I disagree with this in the article: "Last, but not least, the technical debt of Windows has become almost unbearable. 30+ years of Windows NT certainly adds up."

The actual design of the Windows internals has mostly remained unchanged and continues to be improved. This is not much different than Linux being a design from the 70s. The critical bugs in Windows are due to newer additions to that base -- not the base itself.

But what everyone really hates is the "modern" technology has been piled on top of that Windows NT legacy not the legacy itself.

My favorite is whenever you need to do anything remotely complicated in settings. It's like travelling through layers of archeological digs. For me, it's the network settings and audio settings that are the best example.

  • Microsoft gets a lot of flak for their approach to updating the settings up but I think they did that exactly right. There was no way that were going to be able to re-implement every setting available in one go and have it be good.
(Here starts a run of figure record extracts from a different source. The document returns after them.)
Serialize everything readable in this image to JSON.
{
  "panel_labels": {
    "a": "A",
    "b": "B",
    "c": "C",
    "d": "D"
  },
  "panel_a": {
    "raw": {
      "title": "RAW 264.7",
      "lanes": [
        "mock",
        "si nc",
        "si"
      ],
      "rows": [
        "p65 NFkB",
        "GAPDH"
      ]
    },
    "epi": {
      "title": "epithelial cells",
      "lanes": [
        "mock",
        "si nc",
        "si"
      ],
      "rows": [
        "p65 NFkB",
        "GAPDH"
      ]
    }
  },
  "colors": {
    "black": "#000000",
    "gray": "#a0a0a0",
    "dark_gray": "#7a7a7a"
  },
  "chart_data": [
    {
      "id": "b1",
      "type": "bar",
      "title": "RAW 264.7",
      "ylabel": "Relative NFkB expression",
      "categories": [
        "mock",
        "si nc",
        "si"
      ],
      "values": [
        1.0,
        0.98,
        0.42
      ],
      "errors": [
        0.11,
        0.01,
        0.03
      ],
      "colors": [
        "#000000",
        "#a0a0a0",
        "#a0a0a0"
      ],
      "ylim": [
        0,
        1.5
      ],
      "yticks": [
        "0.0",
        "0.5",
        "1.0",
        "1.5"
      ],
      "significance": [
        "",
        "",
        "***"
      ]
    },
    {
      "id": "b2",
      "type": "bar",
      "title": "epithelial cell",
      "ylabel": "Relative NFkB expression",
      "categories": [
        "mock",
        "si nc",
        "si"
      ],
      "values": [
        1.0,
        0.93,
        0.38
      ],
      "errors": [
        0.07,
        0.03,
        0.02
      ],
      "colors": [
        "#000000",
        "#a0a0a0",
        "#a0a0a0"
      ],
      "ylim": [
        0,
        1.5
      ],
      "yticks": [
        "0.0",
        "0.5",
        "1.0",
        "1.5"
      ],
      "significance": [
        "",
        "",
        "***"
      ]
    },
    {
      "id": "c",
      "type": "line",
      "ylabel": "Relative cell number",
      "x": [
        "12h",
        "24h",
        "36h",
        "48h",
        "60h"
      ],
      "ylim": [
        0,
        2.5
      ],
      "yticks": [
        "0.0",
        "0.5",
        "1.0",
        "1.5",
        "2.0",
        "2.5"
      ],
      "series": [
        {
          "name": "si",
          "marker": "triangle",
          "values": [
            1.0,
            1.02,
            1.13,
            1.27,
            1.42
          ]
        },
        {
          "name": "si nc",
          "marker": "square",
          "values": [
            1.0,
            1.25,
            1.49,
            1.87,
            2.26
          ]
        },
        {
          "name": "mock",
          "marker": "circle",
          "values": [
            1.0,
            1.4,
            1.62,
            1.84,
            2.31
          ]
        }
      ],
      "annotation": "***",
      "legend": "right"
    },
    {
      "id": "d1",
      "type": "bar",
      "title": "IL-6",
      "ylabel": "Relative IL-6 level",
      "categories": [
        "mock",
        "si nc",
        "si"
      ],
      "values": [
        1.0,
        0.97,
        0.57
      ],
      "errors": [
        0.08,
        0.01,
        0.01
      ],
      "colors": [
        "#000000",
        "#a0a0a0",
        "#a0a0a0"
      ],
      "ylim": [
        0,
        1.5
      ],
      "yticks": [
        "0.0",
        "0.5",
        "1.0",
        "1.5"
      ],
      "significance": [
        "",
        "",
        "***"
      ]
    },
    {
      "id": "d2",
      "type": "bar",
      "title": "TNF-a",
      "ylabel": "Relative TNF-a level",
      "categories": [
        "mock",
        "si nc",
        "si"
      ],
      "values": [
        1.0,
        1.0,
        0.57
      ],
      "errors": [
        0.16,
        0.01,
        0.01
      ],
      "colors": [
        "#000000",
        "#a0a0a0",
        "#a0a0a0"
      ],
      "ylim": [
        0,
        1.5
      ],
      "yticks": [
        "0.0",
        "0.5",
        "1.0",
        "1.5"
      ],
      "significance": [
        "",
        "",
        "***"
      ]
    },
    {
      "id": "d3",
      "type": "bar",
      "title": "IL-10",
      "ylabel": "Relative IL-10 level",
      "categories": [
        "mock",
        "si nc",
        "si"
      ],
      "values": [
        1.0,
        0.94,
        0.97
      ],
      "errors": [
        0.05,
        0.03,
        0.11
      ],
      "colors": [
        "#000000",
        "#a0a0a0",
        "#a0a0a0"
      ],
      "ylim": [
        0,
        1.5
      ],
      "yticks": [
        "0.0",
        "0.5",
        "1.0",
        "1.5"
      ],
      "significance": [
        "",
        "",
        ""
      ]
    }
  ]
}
So they took the iterative approach and moved over the most important settings first and each version of Windows 10/11 more and more options are available in settings.

    I find myself having to use the old control panel dialogs less and less -- but I'm also happy that they are still there.

  • Or like how there are two layers of right-click menu in windows explorer - the new simplified menu, and then 'Show more options' for the old menu just in case.

Exactly technicaly linux is even older than NT. Some Microsoft guys had to implement async io in linux because they where incapable of doing it.